So Much to Do. Forty Days to Do It?

The life of a monk ought to be a continuous Lent. Since few, however, have the strength for this, we urge the entire community during these days of Lent to keep its manner of life most pure and to wash away in this holy season the negligences of other times.
Rule of St. Benedict, Chapter 49: The Observance of Lent

Thanks be to the Father who made us like himself
Thanks be to his Son who saved us by his death.
Thanks be to the Spirit who creates the world anew
From an offering of ashes …

Ashes, Tom Conry

Social media is not the likely place to find contemplative thought. Every once in a while, though, something jumps out and stays with you, enough that you want to share it.

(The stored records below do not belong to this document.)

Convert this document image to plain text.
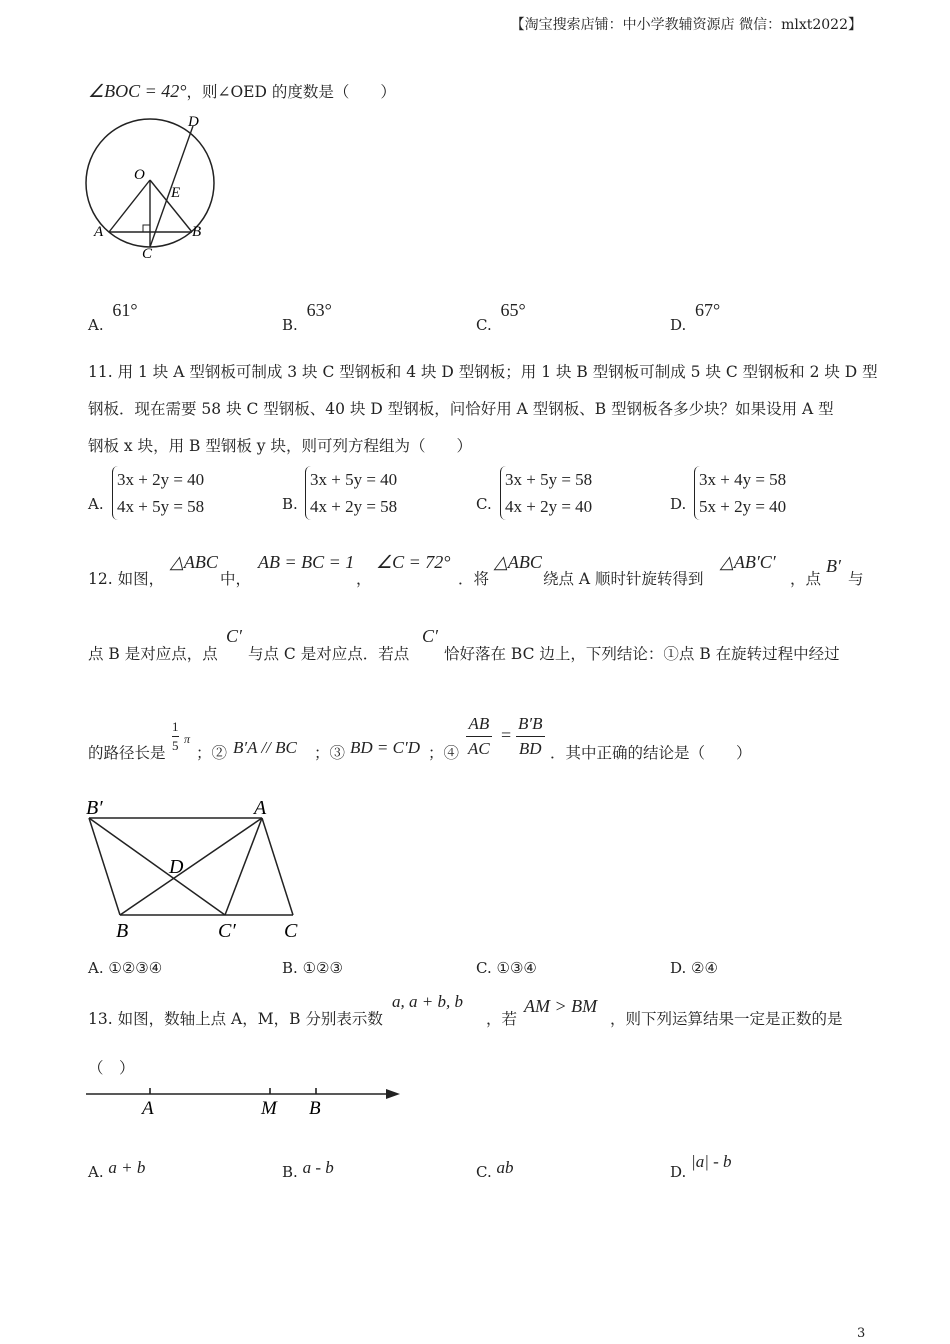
【淘宝搜索店铺：中小学教辅资源店 微信：mlxt2022】
∠BOC = 42°，则∠OED 的度数是（　　）
D
O
E
A	B
C
A. 61°
B. 63°
C. 65°
D. 67°
11. 用 1 块 A 型钢板可制成 3 块 C 型钢板和 4 块 D 型钢板；用 1 块 B 型钢板可制成 5 块 C 型钢板和 2 块 D 型
钢板．现在需要 58 块 C 型钢板、40 块 D 型钢板，问恰好用 A 型钢板、B 型钢板各多少块？如果设用 A 型
钢板 x 块，用 B 型钢板 y 块，则可列方程组为（　　）
A.
3x + 2y = 40
4x + 5y = 58	B.
3x + 5y = 40
4x + 2y = 58	C.
3x + 5y = 58
4x + 2y = 40	D.
3x + 4y = 58
5x + 2y = 40
12. 如图，
△ABC
中，
AB = BC = 1
，
∠C = 72°
．将
△ABC
绕点 A 顺时针旋转得到
△AB′C′
，点
B′
与
点 B 是对应点，点
C′
与点 C 是对应点．若点
C′
恰好落在 BC 边上，下列结论：①点 B 在旋转过程中经过
的路径长是 $\frac{1}{5}$ π
；② B′A // BC ；③ BD = C′D ；④ $\frac{AB}{AC} = \frac{B'B}{BD}$ ．其中正确的结论是（　　）
B′	A
D
B	C′ C
A. ①②③④	B. ①②③	C. ①③④	D. ②④
13. 如图，数轴上点 A，M，B 分别表示数
a, a + b, b
，若
AM > BM
，则下列运算结果一定是正数的是
（　）
A	M B
A. a + b	B. a - b	C. ab	D. |a| - b
3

Some friends were describing their adventures in visiting colleges with their oldest son, who will start in Fall,2022. It is stressful, adventuresome, and most interesting, with the discussion in the car before and after.

One of their friends shared the saying “The hours are long, but the days are short”.

They were referring to the time we have with our children, watching them grow, suffer through the lows and celebrating the highs in their lives. It starts at childbirth, and, suddenly, they’re gone. Any parent can identify all too well with the “transition in a blink”.

So it is with Lent. We have only 40 days to change not only our hearts, but to help those we know, even barely, to change theirs, and be ready to celebrate Christ’s passion and rising.

We were there “at the beginning”, awaiting His birth, and celebrating His coming among us, one with us, but still, The Son of God.

Our greatest challenge is to tune out the worldly distractions, to be still, and know, that God’s love is manifest in Jesus’ ministry, His passion, death, and glorious Resurrection.

No matter what earthly powers, with earthly rules, judgement, and execution there were, Christ, in His humanity, saved US.

As was the case with the disciples, we are here to accomplish our temporal responsibilities, and to be Christ’s presence for one another.

But, we must be continual witnesses to the Truth to an increasingly disdainful world. That.. is the biggest and most important task ahead.

Can we live a “continuous Lent”, as St. Benedict describes in the Rule? Even he says that is an ideal, and not practical.

In the long hours, and short time, we have, we can strive to be examples to the world, and to each other, of people we could not imagine we could be.

Christ imagined in, in His suffering, dying, and rising for us. We can spend the time we have living His actions in our world.

A meaningful and beautiful Lent to you.